第 2 部分处理从图像文件中识别文本并将其存储到文本文件中。在这里，我们处理图像并将其转换为文本。一旦我们将文本作为字符串变量，我们就可以对文本进行任何处理。例如，在许多 PDF 中，当一行完成，但特定单词不能完全写在同一行中时，会添加连字符 ('-')，并在下一行继续该单词。例如 -

This is some sample text but this parti-
cular word could not be written in the same line.

现在对于这样的单词，进行基本的预处理以将连字符和新行转换为完整的单词。完成所有预处理后，此文本将存储在单独的文本文件中。
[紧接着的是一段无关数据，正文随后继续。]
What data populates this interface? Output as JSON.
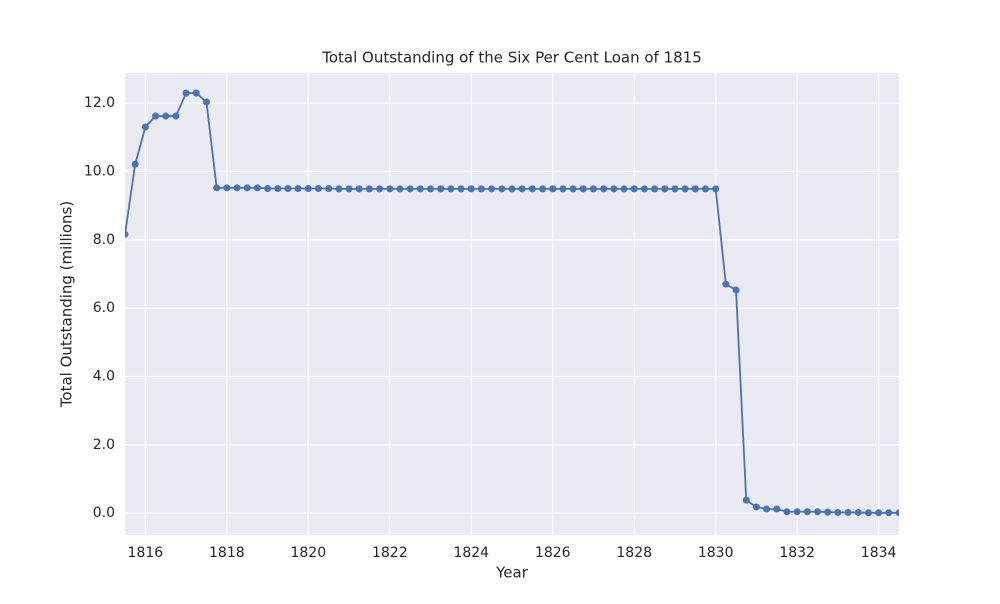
{
  "chart_data": {
    "type": "line",
    "title": "Total Outstanding of the Six Per Cent Loan of 1815",
    "x_label": "Year",
    "y_label": "Total Outstanding (millions)",
    "x": [
      1815.5,
      1815.75,
      1816,
      1816.25,
      1816.5,
      1816.75,
      1817,
      1817.25,
      1817.5,
      1817.75,
      1818,
      1818.25,
      1818.5,
      1818.75,
      1819,
      1819.25,
      1819.5,
      1819.75,
      1820,
      1820.25,
      1820.5,
      1820.75,
      1821,
      1821.25,
      1821.5,
      1821.75,
      1822,
      1822.25,
      1822.5,
      1822.75,
      1823,
      1823.25,
      1823.5,
      1823.75,
      1824,
      1824.25,
      1824.5,
      1824.75,
      1825,
      1825.25,
      1825.5,
      1825.75,
      1826,
      1826.25,
      1826.5,
      1826.75,
      1827,
      1827.25,
      1827.5,
      1827.75,
      1828,
      1828.25,
      1828.5,
      1828.75,
      1829,
      1829.25,
      1829.5,
      1829.75,
      1830,
      1830.25,
      1830.5,
      1830.75,
      1831,
      1831.25,
      1831.5,
      1831.75,
      1832,
      1832.25,
      1832.5,
      1832.75,
      1833,
      1833.25,
      1833.5,
      1833.75,
      1834,
      1834.25,
      1834.5
    ],
    "series": [
      {
        "name": "Total Outstanding",
        "color": "#4c72b0",
        "values": [
          8.16,
          10.21,
          11.3,
          11.62,
          11.62,
          11.62,
          12.29,
          12.29,
          12.03,
          9.52,
          9.52,
          9.52,
          9.52,
          9.52,
          9.5,
          9.5,
          9.5,
          9.5,
          9.5,
          9.5,
          9.5,
          9.49,
          9.49,
          9.49,
          9.49,
          9.49,
          9.49,
          9.49,
          9.49,
          9.49,
          9.49,
          9.49,
          9.49,
          9.49,
          9.49,
          9.49,
          9.49,
          9.49,
          9.49,
          9.49,
          9.49,
          9.49,
          9.49,
          9.49,
          9.49,
          9.49,
          9.49,
          9.49,
          9.49,
          9.49,
          9.49,
          9.49,
          9.49,
          9.49,
          9.49,
          9.49,
          9.49,
          9.49,
          9.49,
          6.7,
          6.53,
          0.38,
          0.18,
          0.12,
          0.12,
          0.04,
          0.04,
          0.04,
          0.04,
          0.03,
          0.02,
          0.02,
          0.02,
          0.01,
          0.01,
          0.01,
          0.01
        ]
      }
    ],
    "xlim": [
      1815.5,
      1834.5
    ],
    "xticks": [
      1816,
      1818,
      1820,
      1822,
      1824,
      1826,
      1828,
      1830,
      1832,
      1834
    ],
    "ylim": [
      -0.64,
      12.88
    ],
    "yticks": [
      {
        "value": 0,
        "label": "0.0"
      },
      {
        "value": 2,
        "label": "2.0"
      },
      {
        "value": 4,
        "label": "4.0"
      },
      {
        "value": 6,
        "label": "6.0"
      },
      {
        "value": 8,
        "label": "8.0"
      },
      {
        "value": 10,
        "label": "10.0"
      },
      {
        "value": 12,
        "label": "12.0"
      }
    ],
    "grid": true
  }
}
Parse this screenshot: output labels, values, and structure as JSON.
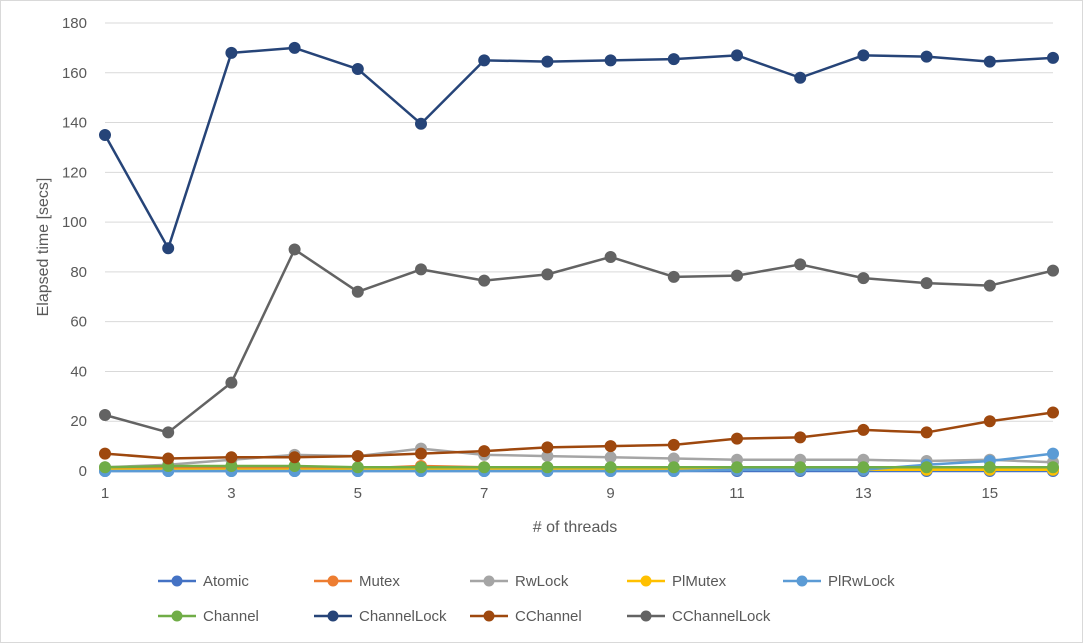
{
  "chart_data": {
    "type": "line",
    "title": "",
    "xlabel": "# of threads",
    "ylabel": "Elapsed time [secs]",
    "xlim": [
      1,
      16
    ],
    "ylim": [
      0,
      180
    ],
    "x_ticks": [
      1,
      3,
      5,
      7,
      9,
      11,
      13,
      15
    ],
    "y_ticks": [
      0,
      20,
      40,
      60,
      80,
      100,
      120,
      140,
      160,
      180
    ],
    "grid": "horizontal",
    "legend_position": "bottom",
    "x": [
      1,
      2,
      3,
      4,
      5,
      6,
      7,
      8,
      9,
      10,
      11,
      12,
      13,
      14,
      15,
      16
    ],
    "series": [
      {
        "name": "Atomic",
        "color": "#4472c4",
        "values": [
          0,
          0,
          0,
          0,
          0,
          0,
          0,
          0,
          0,
          0,
          0,
          0,
          0,
          0,
          0,
          0
        ]
      },
      {
        "name": "Mutex",
        "color": "#ed7d31",
        "values": [
          1,
          1.5,
          1.5,
          1.5,
          1,
          2,
          1.5,
          1,
          1,
          1,
          1,
          1,
          1,
          1,
          1,
          1
        ]
      },
      {
        "name": "RwLock",
        "color": "#a5a5a5",
        "values": [
          1.5,
          2.5,
          4.5,
          6.5,
          6,
          9,
          6.5,
          6,
          5.5,
          5,
          4.5,
          4.5,
          4.5,
          4,
          4.5,
          3.5
        ]
      },
      {
        "name": "PlMutex",
        "color": "#ffc000",
        "values": [
          0.5,
          0.5,
          0.5,
          0.5,
          0.5,
          0.5,
          0.5,
          0.5,
          0.5,
          0.5,
          0.5,
          0.5,
          0.5,
          0.5,
          0.5,
          0.5
        ]
      },
      {
        "name": "PlRwLock",
        "color": "#5b9bd5",
        "values": [
          0,
          0,
          0,
          0,
          0,
          0,
          0,
          0,
          0,
          0,
          0.5,
          0.5,
          0.5,
          2.5,
          4,
          7
        ]
      },
      {
        "name": "Channel",
        "color": "#70ad47",
        "values": [
          1.5,
          2,
          2,
          2,
          1.5,
          1.5,
          1.5,
          1.5,
          1.5,
          1.5,
          1.5,
          1.5,
          1.5,
          1.5,
          1.5,
          1.5
        ]
      },
      {
        "name": "ChannelLock",
        "color": "#264478",
        "values": [
          135,
          89.5,
          168,
          170,
          161.5,
          139.5,
          165,
          164.5,
          165,
          165.5,
          167,
          158,
          167,
          166.5,
          164.5,
          166
        ]
      },
      {
        "name": "CChannel",
        "color": "#9e480e",
        "values": [
          7,
          5,
          5.5,
          5.5,
          6,
          7,
          8,
          9.5,
          10,
          10.5,
          13,
          13.5,
          16.5,
          15.5,
          20,
          23.5
        ]
      },
      {
        "name": "CChannelLock",
        "color": "#636363",
        "values": [
          22.5,
          15.5,
          35.5,
          89,
          72,
          81,
          76.5,
          79,
          86,
          78,
          78.5,
          83,
          77.5,
          75.5,
          74.5,
          80.5
        ]
      }
    ]
  }
}
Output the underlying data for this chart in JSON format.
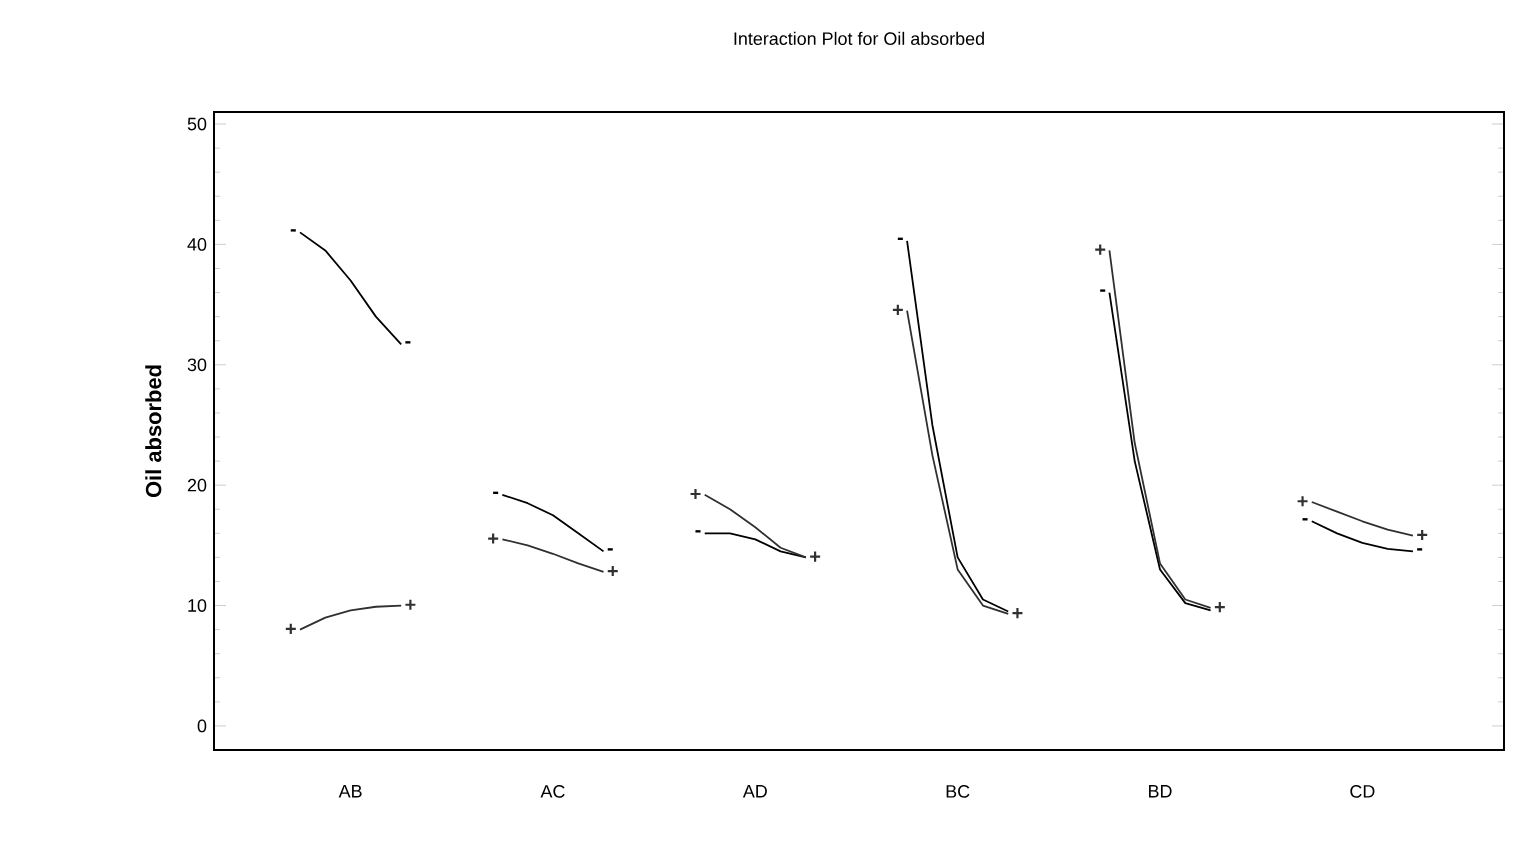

要获取代码中使用的输入 PDF 文件，请单击 d.pdf

下面是实现：

# Import libraries
from PIL import Image
import pytesseract
import sys
from pdf2image import convert_from_path
import os
  
# Path of the pdf
PDF_file = "d.pdf"
  
'''
Part #1 : Converting PDF to images
'''
  
# Store all the pages of the PDF in a variable
pages = convert_from_path(PDF_file, 500)
  
# Counter to store images of each page of PDF to image
image_counter = 1
  
# Iterate through all the pages stored above
for page in pages:
  
    # Declaring filename for each page of PDF as JPG
    # For each page, filename will be:
    # PDF page 1 -> page_1.jpg
    # PDF page 2 -> page_2.jpg
    # PDF page 3 -> page_3.jpg
    # ....
    # PDF page n -> page_n.jpg
    filename = "page_"+str(image_counter)+".jpg"
      
    # Save the image of the page in system
    page.save(filename, 'JPEG')
  
    # Increment the counter to update filename
    image_counter = image_counter + 1
  
'''
Part #2 - Recognizing text from the images using OCR
'''
    3
# Variable to get count of total number of pages
filelimit = image_counter-1
  
# Creating a text file to write the output
outfile = "out_text.txt"
  
# Open the file in append mode so that 
# All contents of all images are added to the same file
f = open(outfile, "a")
  
# Iterate from 1 to total number of pages
for i in range(1, filelimit + 1):
  
    # Set filename to recognize text from
    # Again, these files will be:
    # page_1.jpg
    # page_2.jpg
    # ....
    # page_n.jpg
    filename = "page_"+str(i)+".jpg"
          
    # Recognize the text as string in image using pytesserct
    text = str(((pytesseract.image_to_string(Image.open(filename)))))
  
    # The recognized text is stored in variable text
    # Any string processing may be applied on text
    # Here, basic formatting has been done:
    # In many PDFs, at line ending, if a word can't
    # be written fully, a 'hyphen' is added.
    # The rest of the word is written in the next line
    # Eg: This is a sample text this word here GeeksF-
    # orGeeks is half on first line, remaining on next.
    # To remove this, we replace every '-\n' to ''.
    text = text.replace('-\n', '')    
  
    # Finally, write the processed text to the file.
    f.write(text)
  
# Close the file after writing all the text.
f.close()

输出：

输入PDF文件：

输出文本文件：

如我们所见，PDF 的页面被转换为图像。然后读取图像，并将内容写入文本文件。

这种方法的优点包括：

由于编码方案导致数据丢失，因此避免基于文本的转换。
由于使用了 OCR，甚至可以识别 PDF 中的手写内容。
也可以仅识别 PDF 的特定页面。
将文本作为变量获取，以便可以完成任何所需的预处理。

这种方法的缺点包括：

磁盘存储用于将图像存储在本地系统中。尽管这些图像尺寸很小。
使用 OCR 不能保证 100% 的准确性。给定计算机键入的 PDF 文档会产生非常高的准确性。
手写的 PDF 仍然可以识别，但准确度取决于各种因素，例如笔迹、页面颜色等。